Guiana or Guyana, meaning 'the land of many waters', was first colonized by the Dutch in the early 1600's and finally seized by the British in 1831 to where they imported thousands of slaves from western Africa to work their highly profitable sugar plantations as a means of meeting the ever-growing European demand for sweets.  With the British abolition of slavery the sugar industry collapsed, though it was eventually replaced by the mining and distribution of the still more profitable resources of diamonds, bauxite, and gold. While blacks suffered miserably under British rule, so too did the sizeable community of East Indians or Arya Hindavi (the People of Hind), recruited en masse from British India as indentured laborers in the wake of the abolition of slavery to work on the failing sugar plantations. While the sugar industry had all but completely collapsed by the time in which this novel is set, it is against this background of colonial greed and exploitation, that the bitter struggle for independence is being waged when narrator and protagonist, Sarah Weissberg's husband, Roland Singh, leaves her in New York to return to Guiana in order to join the radical PPP, the People's Progressive Party, under the populist and charismatic leadership of Cheddi Jagan. 

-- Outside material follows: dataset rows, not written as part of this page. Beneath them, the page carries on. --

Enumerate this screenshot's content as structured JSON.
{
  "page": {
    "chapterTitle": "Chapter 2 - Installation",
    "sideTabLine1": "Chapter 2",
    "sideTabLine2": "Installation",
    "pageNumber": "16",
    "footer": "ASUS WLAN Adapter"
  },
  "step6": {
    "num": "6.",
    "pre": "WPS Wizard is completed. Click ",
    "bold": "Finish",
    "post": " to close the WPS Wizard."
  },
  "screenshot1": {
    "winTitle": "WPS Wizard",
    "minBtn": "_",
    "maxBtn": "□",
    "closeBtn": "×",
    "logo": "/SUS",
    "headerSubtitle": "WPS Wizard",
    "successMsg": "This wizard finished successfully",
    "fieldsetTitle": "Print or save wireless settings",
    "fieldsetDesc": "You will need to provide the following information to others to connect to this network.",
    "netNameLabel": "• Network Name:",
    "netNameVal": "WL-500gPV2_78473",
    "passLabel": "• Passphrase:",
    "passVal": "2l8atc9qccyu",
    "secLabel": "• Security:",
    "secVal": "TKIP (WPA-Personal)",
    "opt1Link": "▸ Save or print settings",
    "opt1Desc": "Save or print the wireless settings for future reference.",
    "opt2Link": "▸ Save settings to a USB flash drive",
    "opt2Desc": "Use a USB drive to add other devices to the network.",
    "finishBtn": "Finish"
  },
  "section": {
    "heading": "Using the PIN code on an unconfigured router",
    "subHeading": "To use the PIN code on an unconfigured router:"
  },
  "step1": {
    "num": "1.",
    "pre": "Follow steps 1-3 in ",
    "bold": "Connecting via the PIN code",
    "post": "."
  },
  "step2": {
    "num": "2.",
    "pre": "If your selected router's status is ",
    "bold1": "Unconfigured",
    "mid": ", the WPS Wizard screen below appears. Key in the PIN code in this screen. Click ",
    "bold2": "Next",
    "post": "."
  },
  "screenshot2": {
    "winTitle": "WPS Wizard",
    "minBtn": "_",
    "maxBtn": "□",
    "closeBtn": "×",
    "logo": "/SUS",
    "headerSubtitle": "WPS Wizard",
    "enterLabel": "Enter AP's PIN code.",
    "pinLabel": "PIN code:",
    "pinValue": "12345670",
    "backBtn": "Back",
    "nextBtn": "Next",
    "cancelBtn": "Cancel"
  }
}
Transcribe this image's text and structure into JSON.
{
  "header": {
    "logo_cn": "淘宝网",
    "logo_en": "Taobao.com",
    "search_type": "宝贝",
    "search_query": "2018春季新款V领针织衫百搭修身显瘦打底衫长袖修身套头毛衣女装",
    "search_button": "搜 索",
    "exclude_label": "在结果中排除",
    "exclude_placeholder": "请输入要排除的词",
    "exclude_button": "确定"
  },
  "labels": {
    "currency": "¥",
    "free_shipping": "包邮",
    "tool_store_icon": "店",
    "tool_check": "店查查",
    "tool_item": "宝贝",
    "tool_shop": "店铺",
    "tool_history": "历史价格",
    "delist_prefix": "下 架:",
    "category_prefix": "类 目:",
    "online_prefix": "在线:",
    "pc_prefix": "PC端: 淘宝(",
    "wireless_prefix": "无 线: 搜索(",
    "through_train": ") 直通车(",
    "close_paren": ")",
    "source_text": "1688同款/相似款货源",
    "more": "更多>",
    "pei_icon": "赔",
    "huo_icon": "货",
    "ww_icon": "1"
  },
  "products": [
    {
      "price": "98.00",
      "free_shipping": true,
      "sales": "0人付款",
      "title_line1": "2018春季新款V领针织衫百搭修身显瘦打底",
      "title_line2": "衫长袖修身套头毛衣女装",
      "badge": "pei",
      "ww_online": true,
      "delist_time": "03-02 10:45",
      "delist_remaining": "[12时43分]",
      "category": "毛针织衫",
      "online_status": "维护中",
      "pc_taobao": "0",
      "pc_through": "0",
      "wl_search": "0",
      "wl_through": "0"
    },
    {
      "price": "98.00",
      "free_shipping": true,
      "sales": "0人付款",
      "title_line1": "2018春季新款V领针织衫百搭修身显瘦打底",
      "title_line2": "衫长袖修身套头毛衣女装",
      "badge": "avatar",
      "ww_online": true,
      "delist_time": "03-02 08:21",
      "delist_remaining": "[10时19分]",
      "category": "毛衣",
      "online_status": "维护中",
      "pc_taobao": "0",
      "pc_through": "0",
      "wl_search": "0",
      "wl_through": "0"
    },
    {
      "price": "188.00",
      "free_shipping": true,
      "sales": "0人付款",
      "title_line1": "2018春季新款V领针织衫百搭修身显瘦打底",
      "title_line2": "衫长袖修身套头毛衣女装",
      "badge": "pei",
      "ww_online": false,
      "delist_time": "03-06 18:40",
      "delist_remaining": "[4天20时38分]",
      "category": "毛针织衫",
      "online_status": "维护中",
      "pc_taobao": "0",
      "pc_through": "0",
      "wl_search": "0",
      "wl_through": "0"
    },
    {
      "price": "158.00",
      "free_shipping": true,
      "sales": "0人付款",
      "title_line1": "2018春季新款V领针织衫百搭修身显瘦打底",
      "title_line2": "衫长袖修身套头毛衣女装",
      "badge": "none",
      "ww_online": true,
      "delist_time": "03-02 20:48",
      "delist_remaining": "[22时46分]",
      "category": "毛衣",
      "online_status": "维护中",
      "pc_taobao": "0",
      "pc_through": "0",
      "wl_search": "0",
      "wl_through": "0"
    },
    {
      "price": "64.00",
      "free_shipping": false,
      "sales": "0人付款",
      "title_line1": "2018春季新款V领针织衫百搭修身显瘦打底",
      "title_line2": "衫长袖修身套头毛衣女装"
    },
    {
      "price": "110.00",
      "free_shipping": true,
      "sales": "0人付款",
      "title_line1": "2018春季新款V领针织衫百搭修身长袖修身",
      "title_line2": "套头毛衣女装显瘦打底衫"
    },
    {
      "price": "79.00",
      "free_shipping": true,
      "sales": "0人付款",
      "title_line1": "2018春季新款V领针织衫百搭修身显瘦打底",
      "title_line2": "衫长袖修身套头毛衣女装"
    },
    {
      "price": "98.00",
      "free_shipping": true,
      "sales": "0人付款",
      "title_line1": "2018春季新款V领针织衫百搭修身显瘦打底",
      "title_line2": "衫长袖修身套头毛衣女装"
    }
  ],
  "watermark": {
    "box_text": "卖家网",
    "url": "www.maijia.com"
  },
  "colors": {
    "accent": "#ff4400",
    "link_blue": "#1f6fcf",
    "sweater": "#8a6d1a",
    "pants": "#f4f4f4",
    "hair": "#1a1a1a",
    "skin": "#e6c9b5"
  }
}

Unfortunately, as history would tell, the dream was very short-lived. When Jagan and his party won the right to govern and quickly advocated a program for the radical redistribution of the nation's wealth, entailing first and foremost the immediate seizure of the highly exploitative sugar industry, the British government (in league with the CIA) dispatched warships and 700 troops to overthrow the new government under the bogus pretext that they were acting against "part of the international communist conspiracy". 

While simply learning about this—about Guiana, about its Indian community, about its valiant, ultimately successful struggle for independence from the British—would be reason enough to read this short novel, the story itself, an intimate, deeply personal one, makes it especially worthwhile. As you might have guessed, the novel ends with the still-innocent, now pregnant Sarah traveling on her own to Guiana, to Georgetown, to save her marriage and to finally discover the truth about her husband's troubled, if significant past.   

Marina Tamar Budhos, the daughter of an Indo-Guyanese father and a Jewish American mother, was born in Queens, N.Y.  Author, journalist, and educator, she has written two novels, House of Waiting and The Professor of Light.